Paula O'Reilly is fast becoming the Queen of Americana drama, her songs rarely arrive in anything other than cinema scope, rich in drama and action, even the cover for this one could be a movie poster. Her latest single has all that and ithas also revived a type of song that we've not seen in ages - a true conversational duet.


For "Emergency Call", Paula has enlisted the assistance of her 14 year old daughter Molly in a song that has many layers to it. The essence of the song is establishing that there is always someone you can call no matter what, in this case it is the mother who is that person.

Based on a real conversation and no doubt with good intentions this heart to heart conversation seemingly at first goes a quickly off the rails


"If you've got a problem and don't know how to fix it

I'll take it to the grave i'll say nothing at all

Have a little trust I don't want you risk it

I don't want to see my little angel fall - always make me be your Emergency Call"


It's a lot to drop on a teenager and Molly's initial reaction is almost to laugh it off with a touch of teenage nonchalance and disdain,


"Mama you know I'm not that kind of girl - I'll never lose control never go to far".


As things progress, there is something of a hurtful put down that assumes that parents cannot relate to the issues of today.
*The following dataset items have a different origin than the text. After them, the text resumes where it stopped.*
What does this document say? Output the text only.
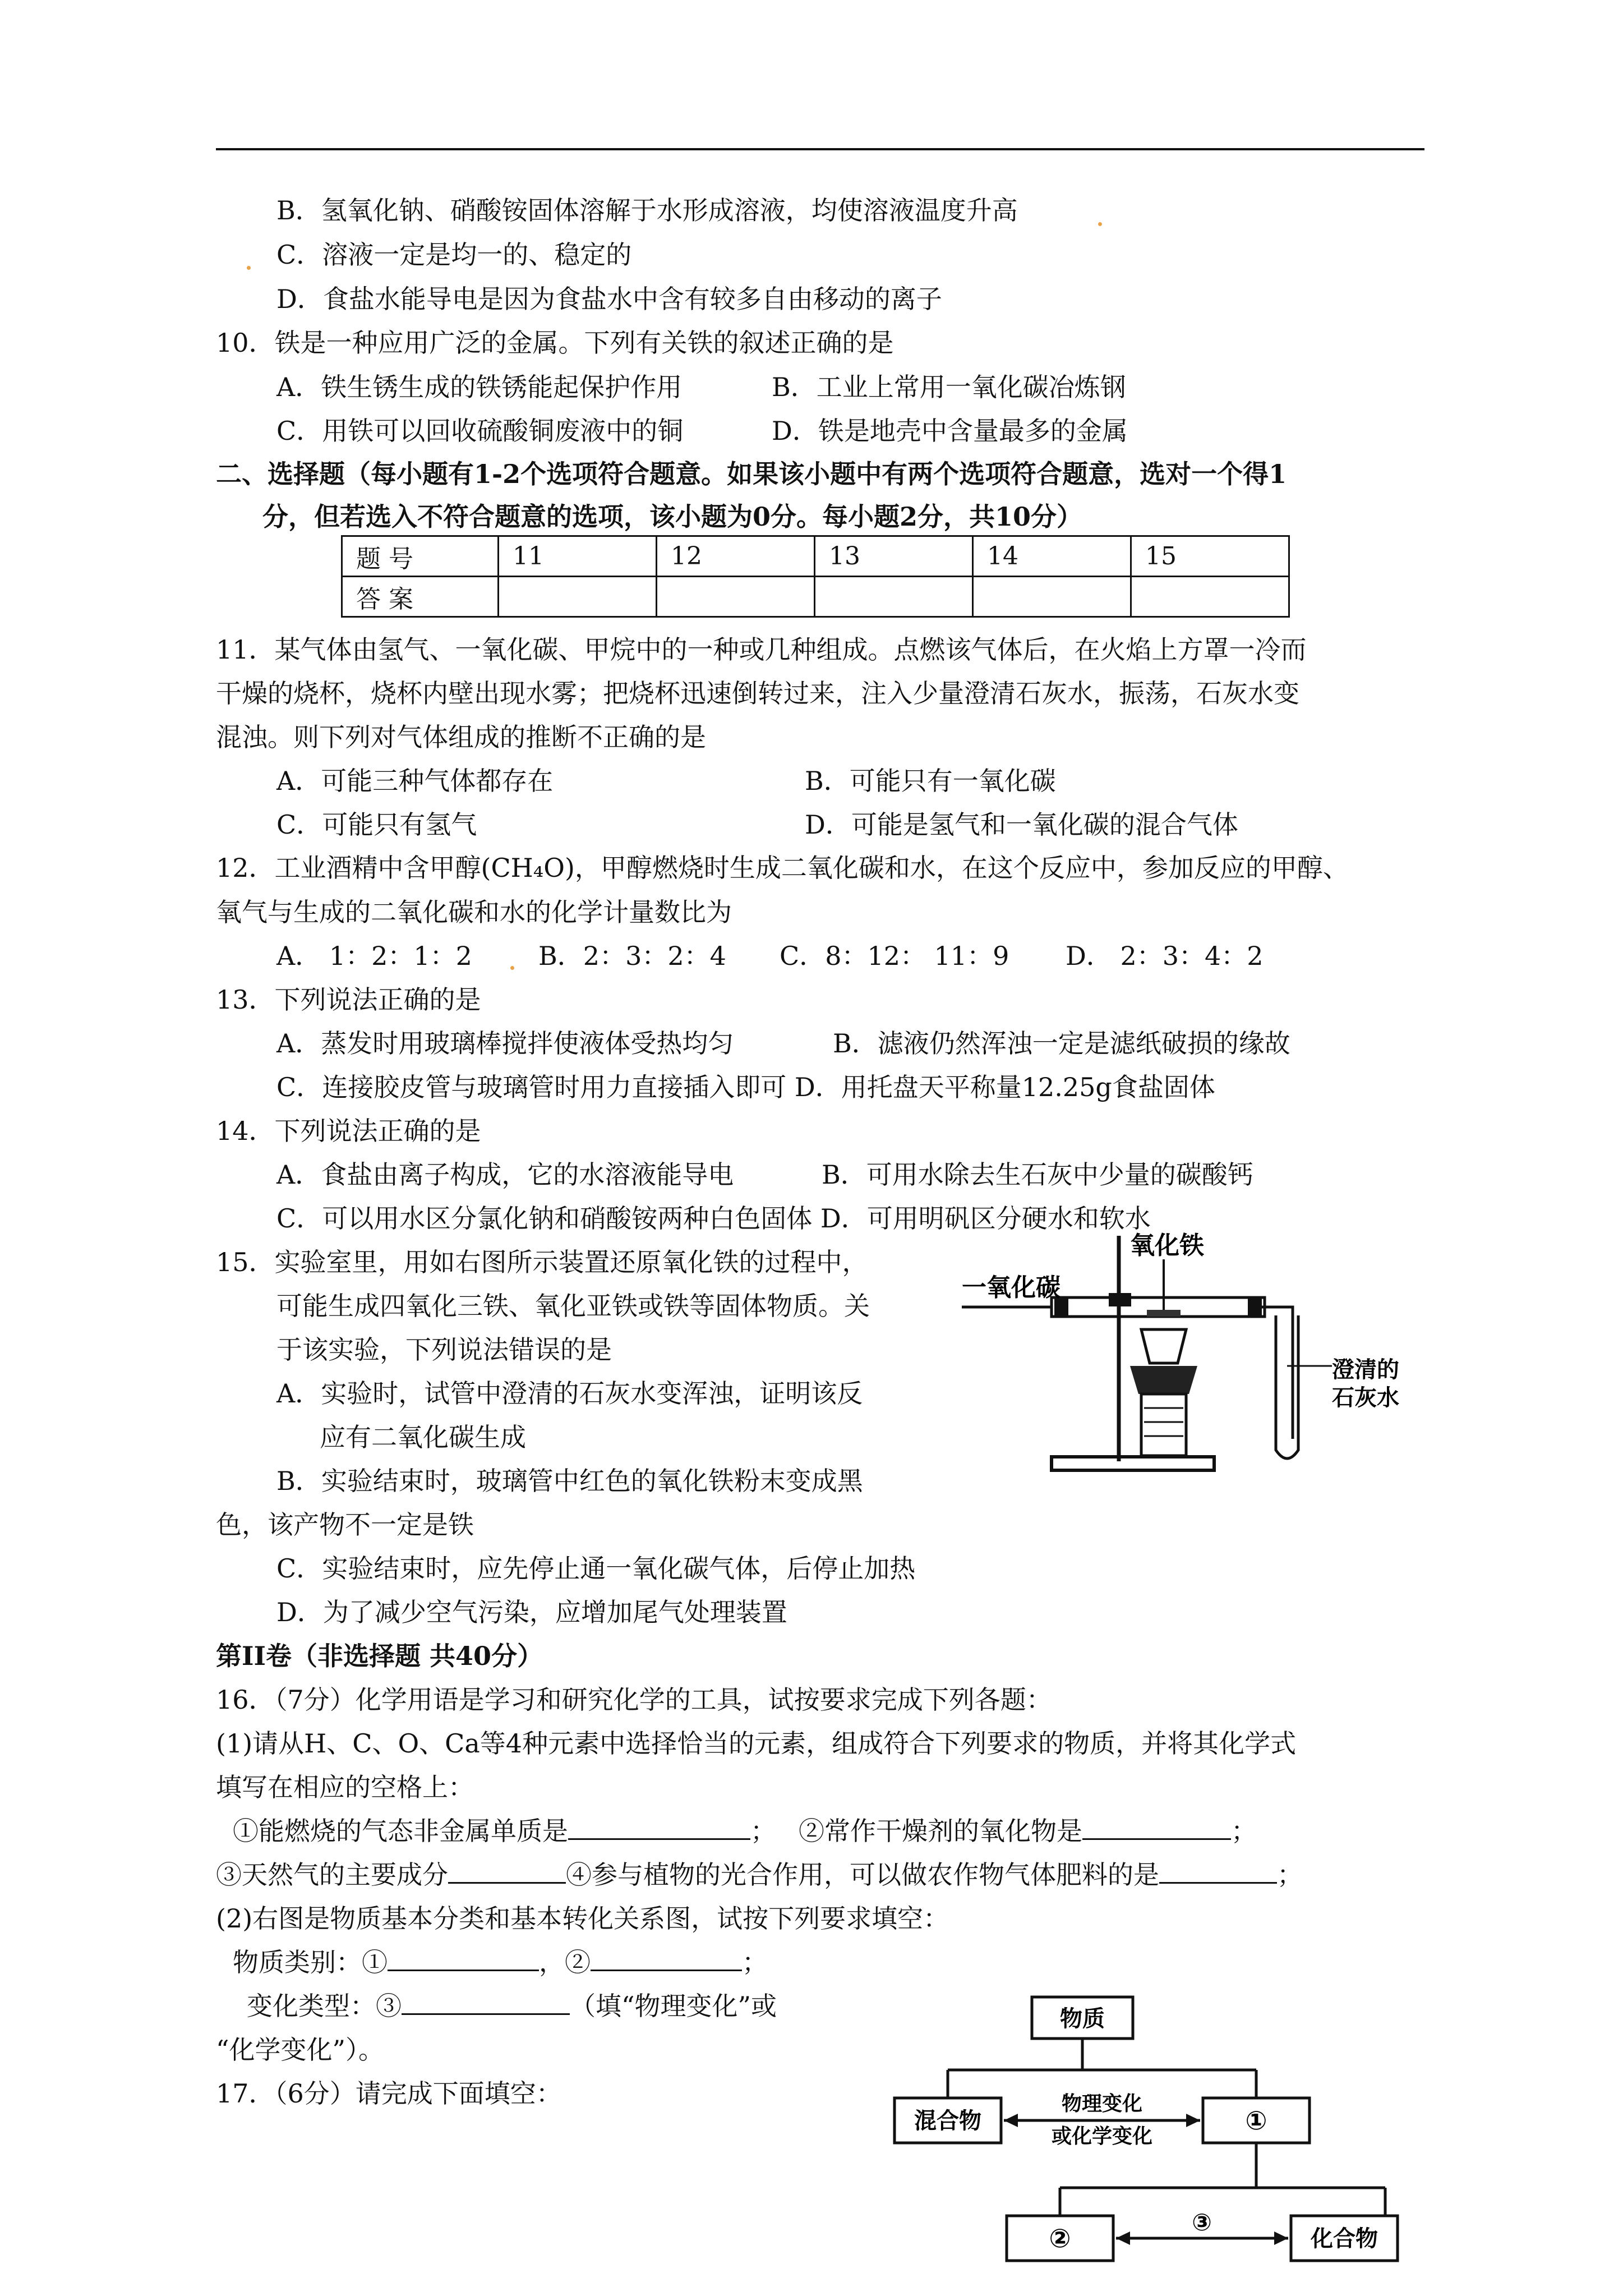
B．氢氧化钠、硝酸铵固体溶解于水形成溶液，均使溶液温度升高
C．溶液一定是均一的、稳定的
D．食盐水能导电是因为食盐水中含有较多自由移动的离子
10．铁是一种应用广泛的金属。下列有关铁的叙述正确的是
A．铁生锈生成的铁锈能起保护作用	B．工业上常用一氧化碳冶炼钢
C．用铁可以回收硫酸铜废液中的铜	D．铁是地壳中含量最多的金属
二、选择题（每小题有1-2个选项符合题意。如果该小题中有两个选项符合题意，选对一个得1
分，但若选入不符合题意的选项，该小题为0分。每小题2分，共10分）
题 号	11	12	13	14	15
答 案					
11．某气体由氢气、一氧化碳、甲烷中的一种或几种组成。点燃该气体后，在火焰上方罩一冷而
干燥的烧杯，烧杯内壁出现水雾；把烧杯迅速倒转过来，注入少量澄清石灰水，振荡，石灰水变
混浊。则下列对气体组成的推断不正确的是
A．可能三种气体都存在	B．可能只有一氧化碳
C．可能只有氢气	D．可能是氢气和一氧化碳的混合气体
12．工业酒精中含甲醇(CH₄O)，甲醇燃烧时生成二氧化碳和水，在这个反应中，参加反应的甲醇、
氧气与生成的二氧化碳和水的化学计量数比为
A． 1：2：1：2	B．2：3：2：4 C．8：12： 11：9 D． 2：3：4：2
13．下列说法正确的是
A．蒸发时用玻璃棒搅拌使液体受热均匀	B．滤液仍然浑浊一定是滤纸破损的缘故
C．连接胶皮管与玻璃管时用力直接插入即可 D．用托盘天平称量12.25g食盐固体
14．下列说法正确的是
A．食盐由离子构成，它的水溶液能导电	B．可用水除去生石灰中少量的碳酸钙
C．可以用水区分氯化钠和硝酸铵两种白色固体 D．可用明矾区分硬水和软水
15．实验室里，用如右图所示装置还原氧化铁的过程中，
可能生成四氧化三铁、氧化亚铁或铁等固体物质。关
于该实验，下列说法错误的是
A．实验时，试管中澄清的石灰水变浑浊，证明该反
应有二氧化碳生成
B．实验结束时，玻璃管中红色的氧化铁粉末变成黑
色，该产物不一定是铁
C．实验结束时，应先停止通一氧化碳气体，后停止加热
D．为了减少空气污染，应增加尾气处理装置
氧化铁
一氧化碳
澄清的
石灰水
第II卷（非选择题 共40分）
16．（7分）化学用语是学习和研究化学的工具，试按要求完成下列各题：
(1)请从H、C、O、Ca等4种元素中选择恰当的元素，组成符合下列要求的物质，并将其化学式
填写在相应的空格上：
①能燃烧的气态非金属单质是	； ②常作干燥剂的氧化物是	；
③天然气的主要成分	④参与植物的光合作用，可以做农作物气体肥料的是	；
(2)右图是物质基本分类和基本转化关系图，试按下列要求填空：
物质类别：①	，②	；
变化类型：③	（填“物理变化”或
“化学变化”）。
17．（6分）请完成下面填空：
物质
混合物	①
物理变化
或化学变化
②	化合物
③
"How would you know? You can't relate - You grew up in another century"


There is a lovely section midway through where Paula and Molly's vocals beautifully contrast


Paula "I won't judge you" - Molly - "Please don't judge me"

Paula "Don't be afraid" - Molly" I'm so afraid"


It all leads to what is both the key line in the song and the reasons behind Paula's concern


"Don't wanna see you make the same mistakes I made"


The final attack on the chorus sees time leap forward, and Molly takes lead vocal as she activates the call she had casually dismissed earlier. For someone so young she is able to give the vocals that a real sense of reality and there is a feeling she that she is in some distress.


Musically "Emergency Call" is unassuming,mainly letting the drama play out up front, and just occasionally puncturing the mix with neat little touches such as the organ that kicks in and lifts things just before Paula and Molly's midway section/ It all goes to make undoubtedly another success for Paula, and we'll be very much surprised if we are not reviewing Molly in her own right in the years to come, such is the presence she makes with this performance.